How else do you get rid of a disease like that, that's going to take over, that's going to dominate?

=== Public reaction ===
The comments were first circulated in the Canadian national media several days later, and were quickly condemned as antisemitic by Jewish groups, Aboriginal leaders and Canadian politicians alike. Both Perry Bellgarde, president of FSIN, and Matthew Coon Come, AFN national chief, were quick to distance themselves from Ahenakew's comments.

In June 2003, Ahenakew was formally charged by the Saskatchewan Justice Department with promoting hatred.

In an interview in the July/August 2003 edition of This Magazine, Ahenakew expressed to reporter Alex Roslin his dissatisfaction with what he called "racial control" of the media, saying that "when a group of people, a race of people, control the world media, something has to be done about it." The article also quotes claims that Ahenakew had long held racist beliefs against Jews, Blacks and other ethnic groups, and that those beliefs had been hidden from the public.
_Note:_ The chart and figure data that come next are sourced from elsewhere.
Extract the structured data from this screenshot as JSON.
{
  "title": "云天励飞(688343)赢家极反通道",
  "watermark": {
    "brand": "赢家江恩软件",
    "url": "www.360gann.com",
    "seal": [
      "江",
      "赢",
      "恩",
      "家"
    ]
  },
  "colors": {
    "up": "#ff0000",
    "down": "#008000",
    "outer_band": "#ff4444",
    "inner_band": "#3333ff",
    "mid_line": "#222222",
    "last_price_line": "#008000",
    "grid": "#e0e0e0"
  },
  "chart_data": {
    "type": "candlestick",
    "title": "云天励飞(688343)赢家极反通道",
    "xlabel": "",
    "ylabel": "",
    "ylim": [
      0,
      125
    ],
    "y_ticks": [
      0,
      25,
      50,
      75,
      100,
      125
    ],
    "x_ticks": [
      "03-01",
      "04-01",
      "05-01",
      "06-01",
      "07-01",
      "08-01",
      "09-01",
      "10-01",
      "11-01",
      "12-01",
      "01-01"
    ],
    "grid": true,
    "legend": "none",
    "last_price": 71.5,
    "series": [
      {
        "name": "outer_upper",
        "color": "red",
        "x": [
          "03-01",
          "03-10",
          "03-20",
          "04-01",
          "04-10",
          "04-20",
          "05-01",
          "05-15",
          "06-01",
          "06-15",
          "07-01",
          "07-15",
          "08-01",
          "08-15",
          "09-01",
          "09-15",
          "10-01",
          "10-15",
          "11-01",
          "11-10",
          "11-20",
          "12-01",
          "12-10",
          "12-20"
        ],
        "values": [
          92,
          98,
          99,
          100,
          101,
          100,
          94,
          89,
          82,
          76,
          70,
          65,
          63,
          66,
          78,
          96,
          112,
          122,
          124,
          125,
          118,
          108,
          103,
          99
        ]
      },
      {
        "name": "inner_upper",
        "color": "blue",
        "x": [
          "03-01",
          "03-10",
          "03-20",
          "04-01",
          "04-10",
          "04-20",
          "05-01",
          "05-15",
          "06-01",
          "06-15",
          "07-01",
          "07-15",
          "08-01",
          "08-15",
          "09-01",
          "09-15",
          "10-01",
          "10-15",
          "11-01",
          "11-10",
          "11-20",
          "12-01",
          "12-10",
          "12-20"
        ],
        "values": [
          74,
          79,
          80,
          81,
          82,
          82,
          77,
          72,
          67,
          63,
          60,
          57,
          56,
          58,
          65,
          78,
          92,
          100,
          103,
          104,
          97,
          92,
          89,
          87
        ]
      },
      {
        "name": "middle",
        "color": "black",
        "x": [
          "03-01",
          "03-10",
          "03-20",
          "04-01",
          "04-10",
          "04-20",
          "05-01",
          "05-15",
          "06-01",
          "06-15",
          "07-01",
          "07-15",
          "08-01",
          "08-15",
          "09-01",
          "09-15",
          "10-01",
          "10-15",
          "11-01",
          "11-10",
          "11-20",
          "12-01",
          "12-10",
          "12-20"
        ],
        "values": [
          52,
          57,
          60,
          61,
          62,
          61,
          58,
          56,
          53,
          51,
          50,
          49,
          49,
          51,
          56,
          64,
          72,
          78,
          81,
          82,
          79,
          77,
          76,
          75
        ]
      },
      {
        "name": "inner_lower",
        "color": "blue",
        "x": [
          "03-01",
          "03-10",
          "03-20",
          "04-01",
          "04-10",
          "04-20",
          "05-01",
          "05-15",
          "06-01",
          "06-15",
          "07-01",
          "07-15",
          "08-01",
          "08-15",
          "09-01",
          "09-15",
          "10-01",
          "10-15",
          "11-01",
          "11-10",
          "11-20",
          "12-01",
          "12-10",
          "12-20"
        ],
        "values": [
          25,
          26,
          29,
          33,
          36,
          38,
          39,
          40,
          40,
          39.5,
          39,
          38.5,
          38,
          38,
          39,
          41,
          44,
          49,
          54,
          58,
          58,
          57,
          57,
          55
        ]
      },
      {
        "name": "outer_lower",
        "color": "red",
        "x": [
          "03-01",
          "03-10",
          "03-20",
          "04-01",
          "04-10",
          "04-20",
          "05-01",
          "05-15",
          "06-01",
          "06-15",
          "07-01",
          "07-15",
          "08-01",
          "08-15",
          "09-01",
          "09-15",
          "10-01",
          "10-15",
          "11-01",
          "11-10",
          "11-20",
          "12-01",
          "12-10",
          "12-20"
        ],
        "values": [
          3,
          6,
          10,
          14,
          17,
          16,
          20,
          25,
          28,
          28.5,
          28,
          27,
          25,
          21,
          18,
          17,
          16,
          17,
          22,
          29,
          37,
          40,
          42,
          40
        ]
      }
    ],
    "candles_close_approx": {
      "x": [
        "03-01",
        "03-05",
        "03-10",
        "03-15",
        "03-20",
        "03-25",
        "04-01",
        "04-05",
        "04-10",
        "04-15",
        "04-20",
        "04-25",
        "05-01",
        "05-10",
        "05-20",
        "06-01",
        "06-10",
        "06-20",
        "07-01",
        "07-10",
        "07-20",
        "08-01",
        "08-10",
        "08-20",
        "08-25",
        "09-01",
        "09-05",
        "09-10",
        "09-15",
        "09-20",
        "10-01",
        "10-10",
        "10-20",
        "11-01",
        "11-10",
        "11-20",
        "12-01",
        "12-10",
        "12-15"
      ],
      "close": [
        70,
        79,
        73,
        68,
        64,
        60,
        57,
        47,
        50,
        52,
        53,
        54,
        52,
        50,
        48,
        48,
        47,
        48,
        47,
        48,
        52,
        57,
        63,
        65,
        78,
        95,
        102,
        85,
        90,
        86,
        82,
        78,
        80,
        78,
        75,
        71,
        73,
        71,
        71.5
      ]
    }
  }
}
In connection with the remarks from 2002, which were recorded on tape with his knowledge, Ahenakew was later convicted in July 2005 of willfully promoting hatred against Jews. Ahenakew apologized for the remarks, saying they did not represent his beliefs and that he was "caught up in the heat of the moment. I was attempting to spark debate on what has been happening to our First Nations people." At his trial, he later recanted his apology and blamed his outburst on his diabetes, some wine and a change in medication, a defense that was rejected by the court; he was subsequently fined $1,000. Despite this, he retained his belief that the Jews started the Second World War. Jewish groups, aboriginals and politicians later called for Ahenakew's membership in the Order of Canada to be revoked. The Governor General revoked Ahenakew's membership shortly after his trial.

In June 2006, the conviction was overturned by the Saskatchewan Court of Queen's Bench on the grounds that the trial judge failed to properly take into account that the remarks were uttered in the midst of an angry confrontation with a reporter, and therefore may not have constituted a "willful" promotion of hatred. A new trial was ordered.

===Second trial===
Ahenakew was retried in Saskatoon in 2008. In February 2009, Saskatchewan Provincial Court Judge Wilfred Tucker acquitted Ahenakew because his statements, while "revolting, disgusting and untrue" did not show an intent to incite hatred.

==Death==
Ahenakew died on March 12, 2010 from cancer at a hospital in Shellbrook, Saskatchewan, aged 76.